According to chief executive Mike Parton, Marconi plc's restructuring discussions with its banks and bondholders have entered a new phase, so the parties agreed to withhold related information. However, observers say that holders of Marconi's £1.8bn of bonds are likely to swap their debt by giving shares to the banks, which are owed £2.1bn.
For the year to end-March Marconi made an operating loss of £463m (compared to a profit of £754m a year ago). However, it also wrote off £5bn from the value of businesses acquired during the dot.com boom.
Nevertheless, targets for end-March -- set by the new management team's Operational Review last September -- have been met.

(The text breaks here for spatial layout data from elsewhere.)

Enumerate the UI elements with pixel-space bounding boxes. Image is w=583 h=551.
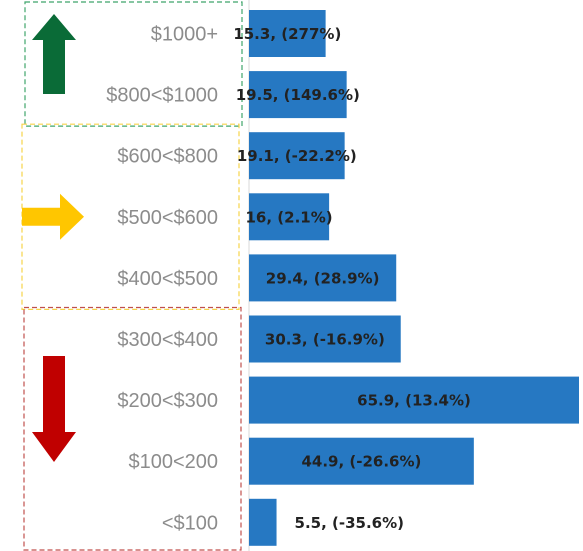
data-labels: 15.3, (277%) 19.5, (149.6%) 19.1, (-22.2%)…	[233, 25, 471, 532]
category-label-800to1000: $800<$1000	[106, 85, 218, 107]
category-label-600to800: $600<$800	[117, 146, 218, 168]
data-label-200to300: 65.9, (13.4%)	[357, 392, 471, 410]
bar-to100	[249, 498, 277, 546]
bar-800to1000	[249, 71, 347, 119]
category-label-400to500: $400<$500	[117, 268, 218, 290]
data-label-1000plus: 15.3, (277%)	[233, 25, 341, 43]
group-box-up	[24, 1, 243, 127]
bar-500to600	[249, 193, 330, 241]
trend-arrows	[22, 14, 84, 462]
data-label-800to1000: 19.5, (149.6%)	[236, 86, 360, 104]
data-label-400to500: 29.4, (28.9%)	[266, 269, 380, 287]
bar-600to800	[249, 132, 345, 180]
data-label-to100: 5.5, (-35.6%)	[295, 514, 404, 532]
bar-100to200	[249, 437, 474, 485]
category-label-500to600: $500<$600	[117, 207, 218, 229]
category-label-100to200: $100<200	[128, 451, 218, 473]
bars	[249, 10, 579, 546]
group-box-down	[23, 306, 242, 551]
category-label-to100: <$100	[162, 512, 218, 534]
down-arrow-icon	[32, 356, 76, 462]
up-arrow-icon	[32, 14, 76, 94]
bar-400to500	[249, 254, 397, 302]
data-label-100to200: 44.9, (-26.6%)	[301, 453, 421, 471]
data-label-300to400: 30.3, (-16.9%)	[265, 331, 385, 349]
bar-200to300	[249, 376, 579, 424]
bar-300to400	[249, 315, 401, 363]
group-boxes	[21, 1, 243, 551]
bar-1000plus	[249, 10, 326, 57]
category-label-300to400: $300<$400	[117, 329, 218, 351]
data-label-500to600: 16, (2.1%)	[246, 208, 333, 226]
data-label-600to800: 19.1, (-22.2%)	[237, 147, 357, 165]
category-label-1000plus: $1000+	[151, 24, 218, 46]
group-box-right	[21, 123, 240, 310]
category-labels: $1000+ $800<$1000 $600<$800 $500<$600 $400<$…	[106, 24, 218, 535]
right-arrow-icon	[22, 193, 84, 240]
category-label-200to300: $200<$300	[117, 390, 218, 412]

These include:
- re-organising into a Core network communications business (Network Equipment and Network Services) and a non-core Capital business (including the transferred Mobile Division), realising cash proceeds from disposals of over £1.5bn;
- reducing debt from £4.4bn to £2.7-3.2bn; and
- reducing the annualised operating expense run-rate in the Core business from £1.4bn to £1bn.
Also, after a strategic review, it began in January to further reduce operating expense run-rate to £870m by March 2003.
Sales for the year to end-March were £4.6bn (down 34%):
- Core business £3.1bn (down 34%), including £737m from Optical Networks (down 48% due to a drop in SDH sales to incumbents, though partly offset by a doubling of DWDM sales); Capital business £908m (£1.2bn);
- EMEA £2.46bn (down 34%, mainly Optical Networks), North America £1.52bn (down 37%), Central and Latin America £237m (down 2%), and Asia-Pacific £351m (down 25%).
Orders for the Core business were £2.83bn (down 36%). This reflected a reduction in the sales cycle as operators focus on short payback on investments, particularly for Optical Networks due to the absence of orders for major new network build projects and the increased proportion of short-term network in-fill orders.
Of the order backlog, Network Services accounted for over 40% (due to long-term maintenance and turnkey project contracts), Network Equipment just 24% (worst affected by reductions in capital expenditure by many of the UK's second operators and lower sales to British Telecom), and Mobile the remainder.
Marconi has also announced a planned initial public offering (IPO) of its Strategic Communications business.